95. At the time of producing the Spring Budget Revision there were no adjustments to the Financial Transactions funding envelope since the Autumn Budget Revision had been published in September 2025. A small over-allocation of £2.2 million was presented in the SBR on the expectation that underspends or receipt of additional income was likely to emerge by the end of the financial year. This over-allocation was also offset by the larger under-allocation of capital budget noted above.

96. Following the conclusion of the UK Government Supplementary Estimates process we have been advised that there will be £10.2 million of negative consequentials. This will increase the over-allocation of FTs. This increased over-allocation is still covered by unallocated capital budget. An update will be provided as part of the Provisional Outturn process.

B.4 Scotland Reserve

98. The current forecast Scotland Reserve following the provisional outturn is detailed below.

Scotland Reserve Forecast Resource £m Capital £m FT £m Total £m
2024-25 Opening balance (264.6) (142.8) (4.2) (411.5)
2024-25 Drawdowns 264.6 142.8 4.2 411.5
2024-25 Provisional Additions (510.7) (35.0) (25.0) (570.7)
2024-25 Closing balance (510.7) (35.0) (25.0) (570.7)
2025-26 Opening balance (510.7) (35.0) (25.0) (570.7)
2025-26 Drawdowns 510.7 35.0 25.0 570.7
2025-26 Provisional Additions 0.0 0.0 0.0 0.0
2025-26 Closing balance 0.0 0.0 0.0 0.0

99. In general terms the Scottish Government will always plan to drawdown any Scotland Reserve availability in full each financial year, with up to £200 million being required to be held annually to cover year-end and audit adjustments post 31st March.
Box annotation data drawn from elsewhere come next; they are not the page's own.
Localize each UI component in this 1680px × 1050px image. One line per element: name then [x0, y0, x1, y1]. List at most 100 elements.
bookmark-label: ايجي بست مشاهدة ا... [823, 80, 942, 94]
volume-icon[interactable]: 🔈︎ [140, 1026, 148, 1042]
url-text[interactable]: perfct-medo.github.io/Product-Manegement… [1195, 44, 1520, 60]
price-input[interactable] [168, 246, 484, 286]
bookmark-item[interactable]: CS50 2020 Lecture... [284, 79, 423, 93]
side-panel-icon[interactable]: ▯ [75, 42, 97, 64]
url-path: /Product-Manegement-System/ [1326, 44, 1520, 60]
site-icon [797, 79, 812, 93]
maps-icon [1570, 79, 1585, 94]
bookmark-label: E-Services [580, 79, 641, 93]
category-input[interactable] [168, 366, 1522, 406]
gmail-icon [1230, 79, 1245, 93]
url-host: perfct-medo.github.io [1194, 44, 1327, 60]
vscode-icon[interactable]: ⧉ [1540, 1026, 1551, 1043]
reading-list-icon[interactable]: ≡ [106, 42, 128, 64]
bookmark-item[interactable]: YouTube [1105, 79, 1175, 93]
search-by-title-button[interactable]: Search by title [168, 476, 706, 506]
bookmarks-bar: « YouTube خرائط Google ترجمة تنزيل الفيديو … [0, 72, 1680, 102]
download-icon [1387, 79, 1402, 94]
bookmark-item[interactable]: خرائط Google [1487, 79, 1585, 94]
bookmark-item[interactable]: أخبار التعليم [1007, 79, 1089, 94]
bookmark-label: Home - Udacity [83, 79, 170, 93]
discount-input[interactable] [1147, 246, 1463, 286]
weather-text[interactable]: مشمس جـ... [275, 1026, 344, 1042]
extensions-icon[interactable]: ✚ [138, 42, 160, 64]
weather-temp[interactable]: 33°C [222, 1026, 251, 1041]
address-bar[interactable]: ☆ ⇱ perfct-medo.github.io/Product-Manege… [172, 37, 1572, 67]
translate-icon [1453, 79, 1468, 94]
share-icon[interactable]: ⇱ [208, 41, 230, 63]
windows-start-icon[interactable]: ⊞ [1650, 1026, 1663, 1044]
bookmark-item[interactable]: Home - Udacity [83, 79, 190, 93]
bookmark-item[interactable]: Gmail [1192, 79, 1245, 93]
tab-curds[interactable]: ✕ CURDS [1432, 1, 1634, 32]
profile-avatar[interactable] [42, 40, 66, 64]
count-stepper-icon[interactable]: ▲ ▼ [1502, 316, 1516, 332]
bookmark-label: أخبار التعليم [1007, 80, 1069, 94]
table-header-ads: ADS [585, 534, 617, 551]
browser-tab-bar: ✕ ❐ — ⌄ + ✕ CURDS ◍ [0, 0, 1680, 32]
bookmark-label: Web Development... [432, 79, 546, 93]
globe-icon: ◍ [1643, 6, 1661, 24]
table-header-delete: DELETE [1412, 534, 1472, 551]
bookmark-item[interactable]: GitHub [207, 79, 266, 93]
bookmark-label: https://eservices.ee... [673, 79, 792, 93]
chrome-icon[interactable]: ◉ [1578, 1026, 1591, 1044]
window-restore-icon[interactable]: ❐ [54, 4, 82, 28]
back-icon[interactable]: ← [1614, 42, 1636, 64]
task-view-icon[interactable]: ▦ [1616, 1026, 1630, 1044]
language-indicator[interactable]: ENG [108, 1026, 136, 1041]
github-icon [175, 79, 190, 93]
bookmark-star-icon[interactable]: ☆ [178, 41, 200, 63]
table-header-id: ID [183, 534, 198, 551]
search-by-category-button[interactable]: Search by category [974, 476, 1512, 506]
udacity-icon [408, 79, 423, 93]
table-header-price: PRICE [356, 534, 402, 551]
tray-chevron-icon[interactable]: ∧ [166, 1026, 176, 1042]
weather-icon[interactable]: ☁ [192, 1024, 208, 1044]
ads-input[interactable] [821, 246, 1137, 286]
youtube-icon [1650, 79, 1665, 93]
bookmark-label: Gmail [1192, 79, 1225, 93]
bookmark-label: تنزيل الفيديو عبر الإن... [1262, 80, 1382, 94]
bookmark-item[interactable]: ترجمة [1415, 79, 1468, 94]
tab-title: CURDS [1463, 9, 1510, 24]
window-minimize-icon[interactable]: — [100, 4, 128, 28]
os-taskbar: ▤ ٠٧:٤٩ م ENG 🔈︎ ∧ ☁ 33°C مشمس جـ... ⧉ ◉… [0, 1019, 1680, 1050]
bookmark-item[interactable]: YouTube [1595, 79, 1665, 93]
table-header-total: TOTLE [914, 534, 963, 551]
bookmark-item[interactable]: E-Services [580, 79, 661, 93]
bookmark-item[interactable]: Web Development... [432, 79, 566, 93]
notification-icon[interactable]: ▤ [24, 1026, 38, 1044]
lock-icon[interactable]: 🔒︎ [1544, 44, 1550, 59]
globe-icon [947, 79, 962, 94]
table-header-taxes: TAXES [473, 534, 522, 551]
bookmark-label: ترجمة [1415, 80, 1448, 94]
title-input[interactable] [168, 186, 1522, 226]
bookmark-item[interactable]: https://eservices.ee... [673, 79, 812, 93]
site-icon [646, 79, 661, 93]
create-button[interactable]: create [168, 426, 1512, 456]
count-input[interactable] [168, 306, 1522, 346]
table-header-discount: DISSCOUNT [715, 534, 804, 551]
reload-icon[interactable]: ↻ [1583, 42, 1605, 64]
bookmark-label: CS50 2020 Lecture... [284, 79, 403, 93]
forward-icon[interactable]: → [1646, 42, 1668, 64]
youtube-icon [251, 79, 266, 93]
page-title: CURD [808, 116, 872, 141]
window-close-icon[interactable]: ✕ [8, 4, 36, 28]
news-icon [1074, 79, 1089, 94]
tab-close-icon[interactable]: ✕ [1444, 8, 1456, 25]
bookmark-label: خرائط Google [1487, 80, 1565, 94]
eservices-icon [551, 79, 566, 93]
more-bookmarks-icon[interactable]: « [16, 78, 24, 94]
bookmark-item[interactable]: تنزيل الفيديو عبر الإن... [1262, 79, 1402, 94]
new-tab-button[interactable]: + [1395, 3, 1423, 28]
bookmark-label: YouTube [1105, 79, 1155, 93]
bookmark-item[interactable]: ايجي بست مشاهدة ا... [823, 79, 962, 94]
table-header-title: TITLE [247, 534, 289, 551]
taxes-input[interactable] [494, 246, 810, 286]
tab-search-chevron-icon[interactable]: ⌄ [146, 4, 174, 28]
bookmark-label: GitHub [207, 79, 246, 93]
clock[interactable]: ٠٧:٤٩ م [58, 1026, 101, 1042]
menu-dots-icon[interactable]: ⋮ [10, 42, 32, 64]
As previous iterations of the Medium-Term Financial Strategy have set out, this ensures that maximum fiscal flexibility is maintained without compromising the Scotland Reserve’s capacity to absorb any volatility in spending late in the financial year.

100. Following the conclusion of the Fiscal Framework Review, the Scotland Reserve cap now grows in line with the inflation (as measured by the GDP deflator) from its 2023-24 threshold of £700 million. The limit for 2025-26 is £734 million.